LAKE OSWEGO, Ore. – The Lake Oswego City Council voted Tuesday to grant a controversial request to remove an historic landmark designation from the city’s oldest home. It paves the way for the demolition of the property, but preservationists said they plan to fight on.
Tuesday night the city council voted to remove the historic designation from the Carman house, which dates back to the 1850s. It’s the first home ever built in Lake Oswego.
The house has stayed in the family over the years, however different wings of the family have fought over its future.
"It's like a monument," said Gary Glenn, who’s fighting to keep the home of his great-great grandfather from being torn down. "It's a symbol of where this all [Lake Oswego] came from. To destroy this house would be like killing the goose that's been laying all the golden eggs."
Gary doesn’t own the property. A distant cousin, Margie Hanson and her brothers do.
"This was all country of course back in the day," said Hanson from outside the home.
The estate, which was once hundreds of acres, is now down to about an acre and a half. The family has sold off the land over the years for condos and other developments. But the house has remained persisted, because it was designated as an historic landmark, one of 40 such properties in the city.
Hanson asked the Lake Oswego City Council to remove the landmark status because she believes the home is not worth the upkeep.
"It's in terrible disrepair,” Hanson said. “It does need a lot of TLC. It would not make code."
She said it'll cost as much as $500,000 to fix it up and she wants to tear it down instead.

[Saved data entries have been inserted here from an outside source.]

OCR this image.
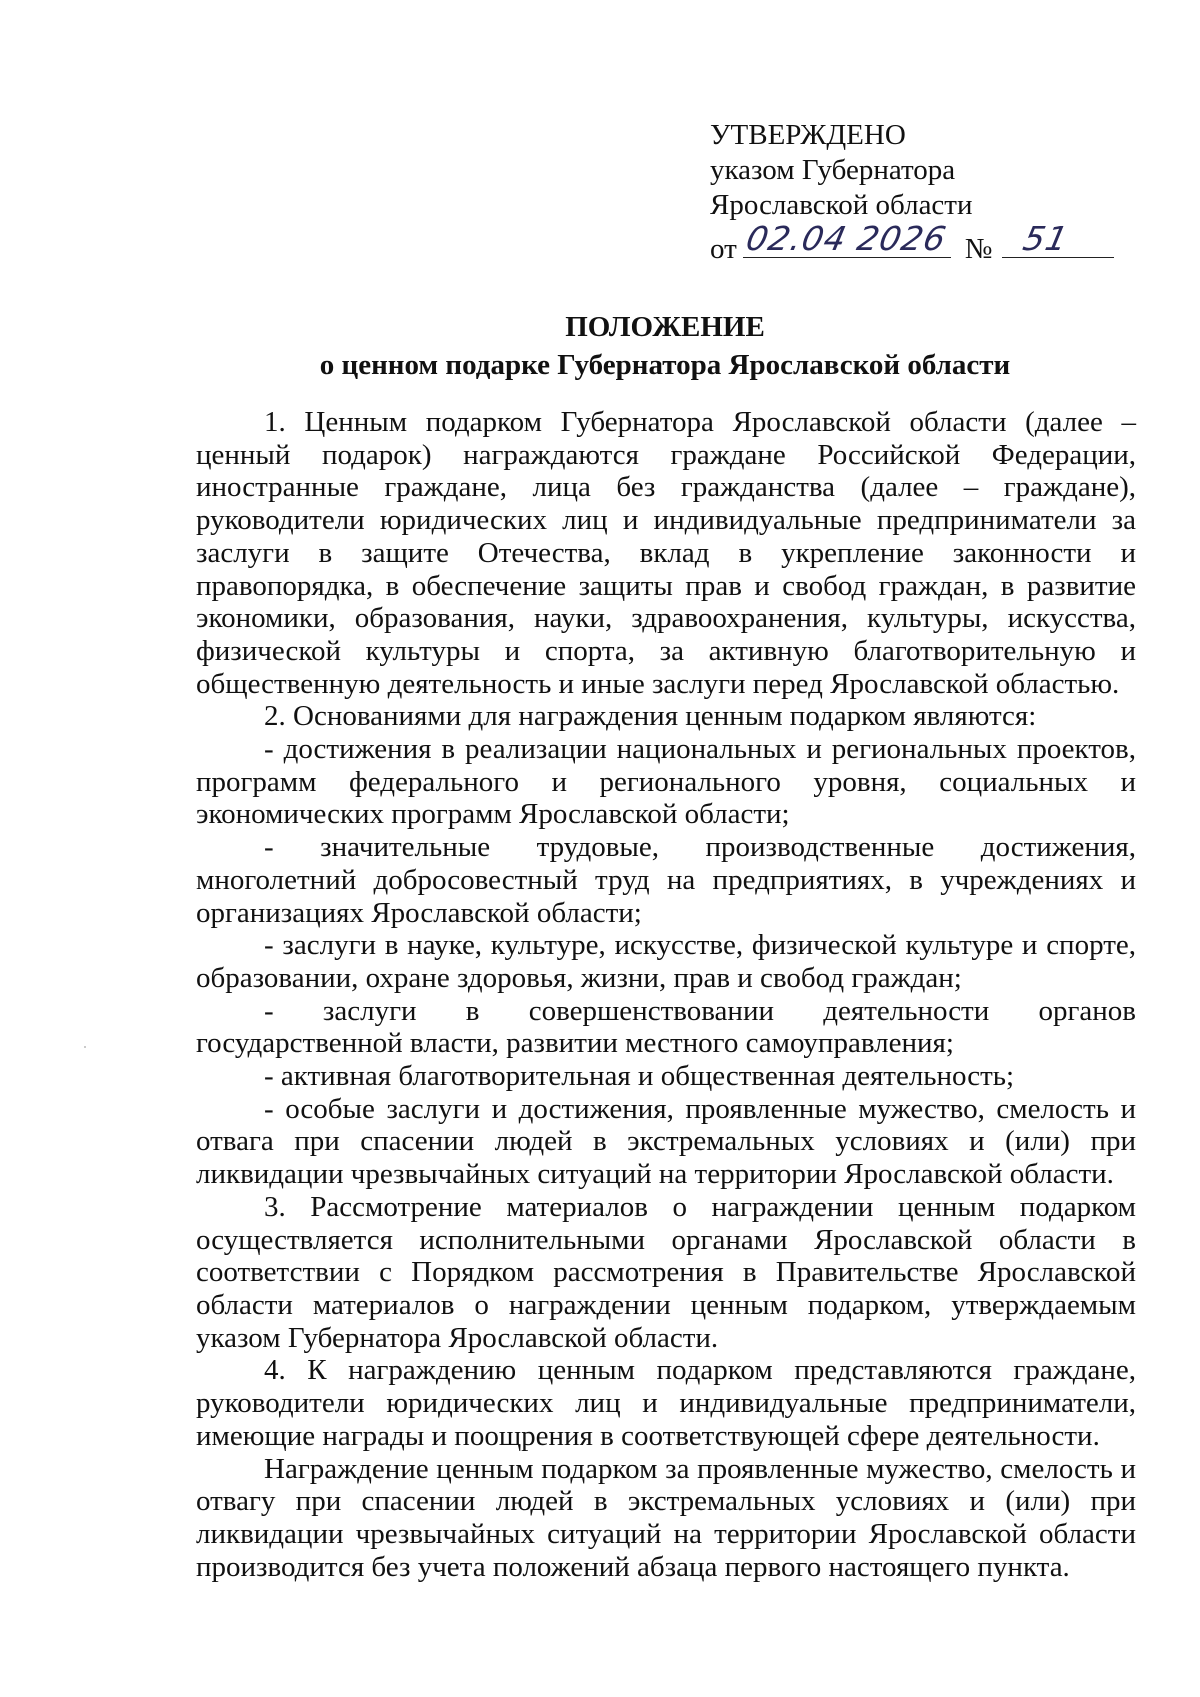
УТВЕРЖДЕНО
указом Губернатора
Ярославской области
от 02.04 2026 № 51
ПОЛОЖЕНИЕ
о ценном подарке Губернатора Ярославской области

1. Ценным подарком Губернатора Ярославской области (далее – ценный подарок) награждаются граждане Российской Федерации, иностранные граждане, лица без гражданства (далее – граждане), руководители юридических лиц и индивидуальные предприниматели за заслуги в защите Отечества, вклад в укрепление законности и правопорядка, в обеспечение защиты прав и свобод граждан, в развитие экономики, образования, науки, здравоохранения, культуры, искусства, физической культуры и спорта, за активную благотворительную и общественную деятельность и иные заслуги перед Ярославской областью.

2. Основаниями для награждения ценным подарком являются:

- достижения в реализации национальных и региональных проектов, программ федерального и регионального уровня, социальных и экономических программ Ярославской области;

- значительные трудовые, производственные достижения, многолетний добросовестный труд на предприятиях, в учреждениях и организациях Ярославской области;

- заслуги в науке, культуре, искусстве, физической культуре и спорте, образовании, охране здоровья, жизни, прав и свобод граждан;

- заслуги в совершенствовании деятельности органов государственной власти, развитии местного самоуправления;

- активная благотворительная и общественная деятельность;

- особые заслуги и достижения, проявленные мужество, смелость и отвага при спасении людей в экстремальных условиях и (или) при ликвидации чрезвычайных ситуаций на территории Ярославской области.

3. Рассмотрение материалов о награждении ценным подарком осуществляется исполнительными органами Ярославской области в соответствии с Порядком рассмотрения в Правительстве Ярославской области материалов о награждении ценным подарком, утверждаемым указом Губернатора Ярославской области.

4. К награждению ценным подарком представляются граждане, руководители юридических лиц и индивидуальные предприниматели, имеющие награды и поощрения в соответствующей сфере деятельности.

Награждение ценным подарком за проявленные мужество, смелость и отвагу при спасении людей в экстремальных условиях и (или) при ликвидации чрезвычайных ситуаций на территории Ярославской области производится без учета положений абзаца первого настоящего пункта.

Marylou Colver lives in a landmark home and is president of the Lake Oswego Preservation Society.
"It could have devastating consequences for landmarks in Oregon," said Colver. "It's the owner of the home, at the time of the designation, that has the right to remove the landmark and that right dies with him or her. It doesn't carry on."
Even though Hanson and her brothers didn't own the property when it was given landmark status, the city council decided Hanson still had a right to remove the designation all the same.
So in the end, the city council voted Tuesday night to grant Hanson's request to remove the historic landmark designation.
Now the future of the property still remains uncertain because preservationists have said they plan to appeal the decision in court.